The removal of this old toilet and it's cistern marks the beginning of the work to convert an ugly area of the house into a modern, useful space.
I live on the first floor of a converted Victorian terraced house in South London. It's unusual because as well as the main stairs in the entrance hall, it has another staircase leading down to the shared garden. This one is narrow and protrudes from the house. Next to this is the original outside loo, which I've been using for storage since I moved here.

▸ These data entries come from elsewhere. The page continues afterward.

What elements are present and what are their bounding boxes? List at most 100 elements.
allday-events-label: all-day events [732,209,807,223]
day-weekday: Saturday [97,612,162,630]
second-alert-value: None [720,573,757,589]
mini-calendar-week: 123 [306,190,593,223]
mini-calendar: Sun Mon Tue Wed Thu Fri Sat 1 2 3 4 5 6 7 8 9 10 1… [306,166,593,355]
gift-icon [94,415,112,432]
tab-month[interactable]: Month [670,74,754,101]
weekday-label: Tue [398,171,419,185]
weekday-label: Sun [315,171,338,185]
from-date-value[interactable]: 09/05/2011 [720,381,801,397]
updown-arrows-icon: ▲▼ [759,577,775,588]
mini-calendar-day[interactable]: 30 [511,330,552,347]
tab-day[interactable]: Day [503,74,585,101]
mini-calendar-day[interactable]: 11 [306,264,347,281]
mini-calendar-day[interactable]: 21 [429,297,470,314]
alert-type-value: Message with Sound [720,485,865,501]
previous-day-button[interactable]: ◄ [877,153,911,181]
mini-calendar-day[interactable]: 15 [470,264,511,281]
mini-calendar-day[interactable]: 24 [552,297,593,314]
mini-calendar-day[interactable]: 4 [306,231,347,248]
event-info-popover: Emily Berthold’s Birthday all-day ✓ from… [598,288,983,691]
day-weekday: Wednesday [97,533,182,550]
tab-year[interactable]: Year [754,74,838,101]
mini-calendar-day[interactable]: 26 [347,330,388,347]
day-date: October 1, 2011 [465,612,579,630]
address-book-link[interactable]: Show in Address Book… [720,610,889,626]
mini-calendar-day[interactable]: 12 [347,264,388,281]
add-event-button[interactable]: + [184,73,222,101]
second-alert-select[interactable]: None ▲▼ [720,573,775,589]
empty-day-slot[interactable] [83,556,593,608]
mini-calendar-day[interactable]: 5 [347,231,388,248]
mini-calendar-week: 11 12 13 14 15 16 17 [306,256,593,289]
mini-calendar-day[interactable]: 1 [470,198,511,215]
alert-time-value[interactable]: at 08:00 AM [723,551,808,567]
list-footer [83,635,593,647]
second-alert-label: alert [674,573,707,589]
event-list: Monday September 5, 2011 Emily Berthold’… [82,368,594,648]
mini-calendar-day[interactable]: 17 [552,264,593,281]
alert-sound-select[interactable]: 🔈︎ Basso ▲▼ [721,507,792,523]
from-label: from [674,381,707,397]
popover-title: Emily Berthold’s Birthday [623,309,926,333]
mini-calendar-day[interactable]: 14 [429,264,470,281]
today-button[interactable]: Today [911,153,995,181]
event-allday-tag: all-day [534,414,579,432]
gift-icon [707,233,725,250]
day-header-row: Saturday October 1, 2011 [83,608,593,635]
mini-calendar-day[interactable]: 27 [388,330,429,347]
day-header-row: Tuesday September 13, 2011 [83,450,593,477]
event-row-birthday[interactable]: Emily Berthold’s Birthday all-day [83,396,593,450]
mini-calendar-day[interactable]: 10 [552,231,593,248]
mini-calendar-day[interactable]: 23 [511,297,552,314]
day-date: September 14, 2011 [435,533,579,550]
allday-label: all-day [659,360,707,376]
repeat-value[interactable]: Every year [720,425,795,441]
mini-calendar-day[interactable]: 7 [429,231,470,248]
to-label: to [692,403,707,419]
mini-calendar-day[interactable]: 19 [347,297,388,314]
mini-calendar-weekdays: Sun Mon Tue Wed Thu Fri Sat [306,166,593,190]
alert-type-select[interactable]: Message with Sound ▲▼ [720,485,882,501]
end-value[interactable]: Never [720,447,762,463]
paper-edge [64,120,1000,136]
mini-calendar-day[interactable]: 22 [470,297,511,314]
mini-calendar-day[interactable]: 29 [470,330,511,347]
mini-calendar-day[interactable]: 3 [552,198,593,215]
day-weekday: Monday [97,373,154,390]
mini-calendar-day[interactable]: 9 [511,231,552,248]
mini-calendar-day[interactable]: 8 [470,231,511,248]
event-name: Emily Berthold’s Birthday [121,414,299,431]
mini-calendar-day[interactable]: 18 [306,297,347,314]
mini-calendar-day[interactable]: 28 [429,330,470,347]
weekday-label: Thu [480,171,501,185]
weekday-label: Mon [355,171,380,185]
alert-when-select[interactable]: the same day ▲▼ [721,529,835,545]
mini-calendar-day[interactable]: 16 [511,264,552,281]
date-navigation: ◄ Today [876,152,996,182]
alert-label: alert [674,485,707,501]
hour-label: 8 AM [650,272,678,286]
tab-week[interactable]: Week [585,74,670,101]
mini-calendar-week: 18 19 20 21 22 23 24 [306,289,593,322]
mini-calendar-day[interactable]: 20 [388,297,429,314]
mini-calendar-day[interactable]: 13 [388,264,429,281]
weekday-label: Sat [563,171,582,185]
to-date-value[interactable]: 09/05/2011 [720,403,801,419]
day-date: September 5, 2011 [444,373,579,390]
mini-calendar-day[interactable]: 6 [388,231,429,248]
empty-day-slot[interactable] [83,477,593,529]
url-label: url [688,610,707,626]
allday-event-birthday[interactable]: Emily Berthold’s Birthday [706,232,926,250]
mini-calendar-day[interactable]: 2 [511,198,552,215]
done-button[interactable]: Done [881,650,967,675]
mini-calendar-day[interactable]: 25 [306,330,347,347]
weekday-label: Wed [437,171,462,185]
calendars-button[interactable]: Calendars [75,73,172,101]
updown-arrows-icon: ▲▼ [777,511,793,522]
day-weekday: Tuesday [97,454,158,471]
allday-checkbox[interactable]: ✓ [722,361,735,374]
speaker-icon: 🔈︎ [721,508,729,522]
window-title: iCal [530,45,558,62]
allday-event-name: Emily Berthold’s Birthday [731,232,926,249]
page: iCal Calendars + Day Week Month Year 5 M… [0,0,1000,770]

This summer, I was working on the garden and hating the fact that I had to live with such an eyesore when the garden was so nice. The door to the stairs was only temporary and the other one, being as old as the house, (at least 1904) was rotting away. Also there was a leak in a pipe somewhere which I couldn't find but was making the walls damp. It all needed to be fixed but it still wouldn't be attractive or suitable for modern living.
I wished it could all go away, but slowly I got the idea of converting and extending what is effectively a brick lean-to out to the existing (modest) patio, thereby creating a little garden room with glass doors to look out on to the flowerbeds. It solves the problem of having to replace the doors anyway and would create some useful living space.
So I got a (nice lady) plumber round to disconnect the pipes and remove the toilet and cistern. Before that, I had to pile up everything I usually stored in there in the garden and cover it with a tarpaulin. Figuring out where I'm going to keep all this stuff is taxing my imagination for the moment.
The plumber removed the toilet by just smashing it to pieces with a large hammer (I could have done that), and pulling the cistern off the wall (that too). Anyhow, given my bad back and the insalubrious nature of the job at hand, I was happy to pay someone else to do it.
I wondered if the Victorian cast-iron cistern could be restored or converted to, say, a plant container, but it was far too rusted to face doing anything with.
After less than an hour, the job was done. There was even some lead pipe which I took to a scrap metal merchant and got some money for (£8.10 for 9Kg).
The next job is to hack away all the dry and powdery plaster, repoint the brickwork and knock through to the staircase. Meantime I'm looking for a builder to do the rest of the job. But for now, this is what the room at the head of this entry looks like.